Faculty of Science
- Type: Public
- Established: 1882
- Affiliations: University of Sydney
- Dean: Marcel Dinger
- Location: Camperdown / Darlington, Sydney, Australia
- Website: sydney.edu.au/science

= University of Sydney Faculty of Science =

Constituent body of the University of Sydney

The Faculty of Science is a constituent body of the University of Sydney, Australia. It was established in 1882.

In 2019 the faculty had a total student enrolment of 13,468 (21.2% of all students), thus making it the university's largest faculties and schools.

At the undergraduate level, the faculty offers the degrees of Bachelor of Science (also in two additional streams: Advanced; Advanced Mathematics), Bachelor of Liberal Arts and Sciences, Bachelor of Psychology, and Bachelor of Medical Science.

As of 2023, the Dean of the faculty is Professor Marcel Dinger.

==History==
Teaching of science at the university began in 1852 (university was established in 1850), however the first professors were based within the Faculty of Arts. The Faculty of Science itself was established in 1882.
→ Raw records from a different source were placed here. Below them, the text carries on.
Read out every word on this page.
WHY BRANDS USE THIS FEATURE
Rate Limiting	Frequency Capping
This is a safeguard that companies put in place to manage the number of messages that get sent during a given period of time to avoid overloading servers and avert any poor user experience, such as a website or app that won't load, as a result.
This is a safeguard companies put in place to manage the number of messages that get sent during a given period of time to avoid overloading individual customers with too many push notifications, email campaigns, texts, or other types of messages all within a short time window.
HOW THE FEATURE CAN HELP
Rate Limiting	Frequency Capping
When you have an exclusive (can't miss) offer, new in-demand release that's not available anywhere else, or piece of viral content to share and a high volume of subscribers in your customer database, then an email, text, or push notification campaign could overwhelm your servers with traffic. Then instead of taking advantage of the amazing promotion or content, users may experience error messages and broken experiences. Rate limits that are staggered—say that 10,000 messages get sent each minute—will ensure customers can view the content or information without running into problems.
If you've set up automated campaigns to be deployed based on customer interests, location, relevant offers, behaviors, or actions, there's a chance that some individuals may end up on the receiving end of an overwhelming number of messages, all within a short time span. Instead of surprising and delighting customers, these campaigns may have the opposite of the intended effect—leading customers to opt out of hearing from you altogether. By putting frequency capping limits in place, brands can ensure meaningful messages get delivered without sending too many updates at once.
The first professor of mathematics and natural philosophy was Morris Pell, who was appointed in 1852.

==Organisation==

The faculty is divided into 8 schools.

=== Schools ===
- School of Chemistry
- School of Geosciences
- School of History and Philosophy of Science
- School of Life and Environmental Sciences
- School of Mathematics and Statistics
- School of Physics
- School of Psychology
- School of Veterinary Science

===Institutes===
- The University of Sydney Institute of Agriculture, previously known as the Faculty of Agriculture and Environment.
- The University of Sydney Nano Institute (Sydney Nano), previously known as the Australian Institute for Nanoscale Science and Technology (AINST).

==Partnerships==
The university is one of the founding partners with the Sydney Institute of Marine Science, which includes several other universities in the Sydney area.